Fue entonces cuando se me acercó Gloria, la señora del aseo. Una mujer que siempre saluda con una sonrisa, de esas personas que uno a veces, por la prisa, ignora. Me tocó el hombro y me dijo con una voz muy suave: 'No llore, mi niñita. Las penas con pan son menos penas'. Abrió su bolso y sacó un sándwich envuelto en una servilleta y me lo dejó en el escritorio. 'Cómase esto, le va a hacer bien'.
Ese gesto tan simple, tan puro, me desarmó por completo. Fue como si alguien por fin viera mi dolor.
Al día siguiente, la historia fue distinta. El ambiente en la oficina se sentía diferente. Mis compañeros de equipo, esos con los que apenas hablaba más allá de lo laboral, me empezaron a preguntar cómo estaba, me ofrecían ayuda para terminar mis tareas, me cubrían si necesitaba salir corriendo al hospital. Alguien me trajo un café, otra persona me dijo que no me preocupara por un informe, que él lo adelantaba.
El viernes, al final del día, cuando ya casi todos se habían ido, encontré un sobre blanco, sin nombre, encima de mi teclado. Pensé que era una carta de amonestación o algo peor. Lo abrí con las manos temblorosas.
Adentro no había una carta. Había dinero. Eran billetes de distinta denominación, arrugados, como si cada uno los hubiera sacado de su bolsillo. Y una pequeña nota, escrita en un post-it, que decía: 'Para lo que necesites. Somos un equipo'.

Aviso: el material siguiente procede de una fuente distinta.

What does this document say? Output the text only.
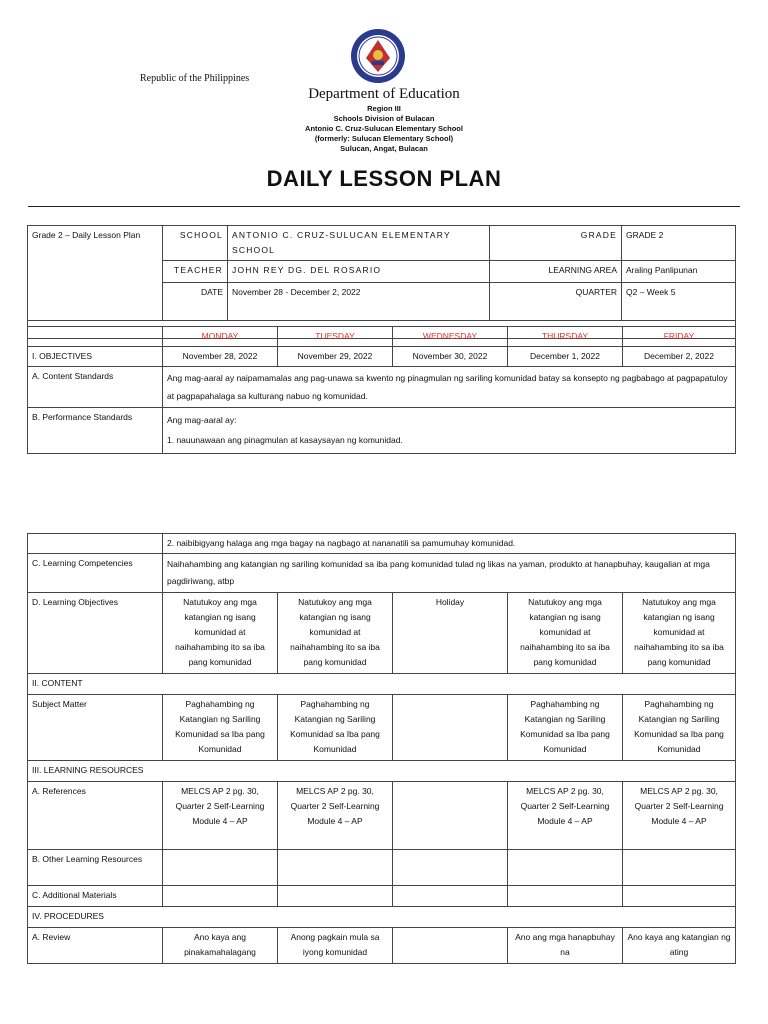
Republic of the Philippines
Department of Education
Region III
Schools Division of Bulacan
Antonio C. Cruz-Sulucan Elementary School
(formerly: Sulucan Elementary School)
Sulucan, Angat, Bulacan
DAILY LESSON PLAN
Grade 2 – Daily Lesson Plan	SCHOOL	ANTONIO C. CRUZ-SULUCAN ELEMENTARY SCHOOL	GRADE	GRADE 2
	TEACHER	JOHN REY DG. DEL ROSARIO	LEARNING AREA	Araling Panlipunan
	DATE	November 28 - December 2, 2022	QUARTER	Q2 – Week 5

	MONDAY	TUESDAY	WEDNESDAY	THURSDAY	FRIDAY
I. OBJECTIVES	November 28, 2022	November 29, 2022	November 30, 2022	December 1, 2022	December 2, 2022
A. Content Standards	Ang mag-aaral ay naipamamalas ang pag-unawa sa kwento ng pinagmulan ng sariling komunidad batay sa konsepto ng pagbabago at pagpapatuloy at pagpapahalaga sa kulturang nabuo ng komunidad.				
B. Performance Standards	Ang mag-aaral ay:
1. nauunawaan ang pinagmulan at kasaysayan ng komunidad.				
	2. naibibigyang halaga ang mga bagay na nagbago at nananatili sa pamumuhay komunidad.				
C. Learning Competencies	Naihahambing ang katangian ng sariling komunidad sa iba pang komunidad tulad ng likas na yaman, produkto at hanapbuhay, kaugalian at mga pagdiriwang, atbp				
D. Learning Objectives	Natutukoy ang mga katangian ng isang komunidad at naihahambing ito sa iba pang komunidad	Natutukoy ang mga katangian ng isang komunidad at naihahambing ito sa iba pang komunidad	Holiday	Natutukoy ang mga katangian ng isang komunidad at naihahambing ito sa iba pang komunidad	Natutukoy ang mga katangian ng isang komunidad at naihahambing ito sa iba pang komunidad
II. CONTENT					
Subject Matter	Paghahambing ng Katangian ng Sariling Komunidad sa Iba pang Komunidad	Paghahambing ng Katangian ng Sariling Komunidad sa Iba pang Komunidad		Paghahambing ng Katangian ng Sariling Komunidad sa Iba pang Komunidad	Paghahambing ng Katangian ng Sariling Komunidad sa Iba pang Komunidad
III. LEARNING RESOURCES					
A. References	MELCS AP 2 pg. 30, Quarter 2 Self-Learning Module 4 – AP	MELCS AP 2 pg. 30, Quarter 2 Self-Learning Module 4 – AP		MELCS AP 2 pg. 30, Quarter 2 Self-Learning Module 4 – AP	MELCS AP 2 pg. 30, Quarter 2 Self-Learning Module 4 – AP
B. Other Learning Resources					
C. Additional Materials					
IV. PROCEDURES					
A. Review	Ano kaya ang pinakamahalagang	Anong pagkain mula sa iyong komunidad		Ano ang mga hanapbuhay na	Ano kaya ang katangian ng ating
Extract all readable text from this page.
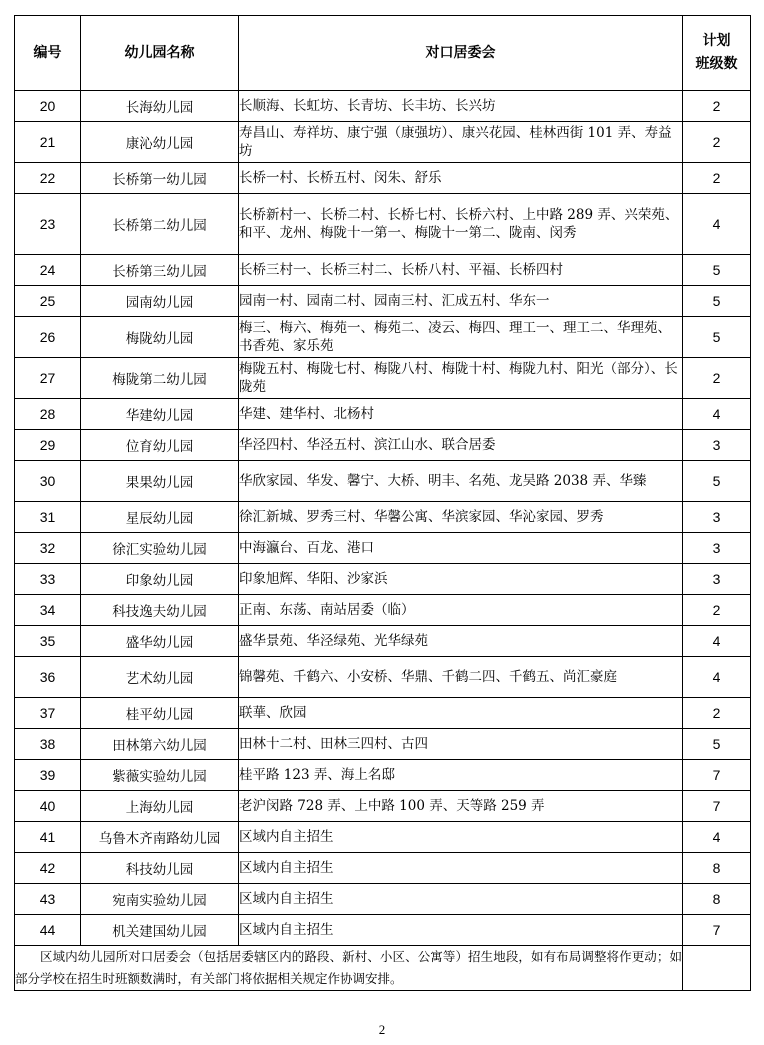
编号	幼儿园名称	对口居委会	计划
班级数

20	长海幼儿园	长顺海、长虹坊、长青坊、长丰坊、长兴坊	2
21	康沁幼儿园	寿昌山、寿祥坊、康宁强（康强坊）、康兴花园、桂林西街 101 弄、寿益坊	2
22	长桥第一幼儿园	长桥一村、长桥五村、闵朱、舒乐	2
23	长桥第二幼儿园	长桥新村一、长桥二村、长桥七村、长桥六村、上中路 289 弄、兴荣苑、和平、龙州、梅陇十一第一、梅陇十一第二、陇南、闵秀	4
24	长桥第三幼儿园	长桥三村一、长桥三村二、长桥八村、平福、长桥四村	5
25	园南幼儿园	园南一村、园南二村、园南三村、汇成五村、华东一	5
26	梅陇幼儿园	梅三、梅六、梅苑一、梅苑二、凌云、梅四、理工一、理工二、华理苑、书香苑、家乐苑	5
27	梅陇第二幼儿园	梅陇五村、梅陇七村、梅陇八村、梅陇十村、梅陇九村、阳光（部分）、长陇苑	2
28	华建幼儿园	华建、建华村、北杨村	4
29	位育幼儿园	华泾四村、华泾五村、滨江山水、联合居委	3
30	果果幼儿园	华欣家园、华发、馨宁、大桥、明丰、名苑、龙吴路 2038 弄、华臻	5
31	星辰幼儿园	徐汇新城、罗秀三村、华馨公寓、华滨家园、华沁家园、罗秀	3
32	徐汇实验幼儿园	中海瀛台、百龙、港口	3
33	印象幼儿园	印象旭辉、华阳、沙家浜	3
34	科技逸夫幼儿园	正南、东荡、南站居委（临）	2
35	盛华幼儿园	盛华景苑、华泾绿苑、光华绿苑	4
36	艺术幼儿园	锦馨苑、千鹤六、小安桥、华鼎、千鹤二四、千鹤五、尚汇豪庭	4
37	桂平幼儿园	联華、欣园	2
38	田林第六幼儿园	田林十二村、田林三四村、古四	5
39	紫薇实验幼儿园	桂平路 123 弄、海上名邸	7
40	上海幼儿园	老沪闵路 728 弄、上中路 100 弄、天等路 259 弄	7
41	乌鲁木齐南路幼儿园	区域内自主招生	4
42	科技幼儿园	区域内自主招生	8
43	宛南实验幼儿园	区域内自主招生	8
44	机关建国幼儿园	区域内自主招生	7
区域内幼儿园所对口居委会（包括居委辖区内的路段、新村、小区、公寓等）招生地段，如有布局调整将作更动；如部分学校在招生时班额数满时，有关部门将依据相关规定作协调安排。			
2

No sé quién lo organizó. No sé quiénes pusieron. Nadie dijo nada. Pero ese día entendí que mi verdadero capital en esa empresa no era mi sueldo ni mi puesto; eran esas personas. Esa red invisible de apoyo que apareció cuando más la necesitaba, iniciada por el gesto humilde de la señora del aseo.
Mi mamá sigue en su lucha, pero ya no me siento sola. A veces, la mejor parte de un trabajo no tiene nada que ver con la pega misma, sino con la humanidad que encuentras en el cubículo de al lado.
Gracias, compañeros. Si alguno de ustedes lee esto, quiero que sepa que me salvaron.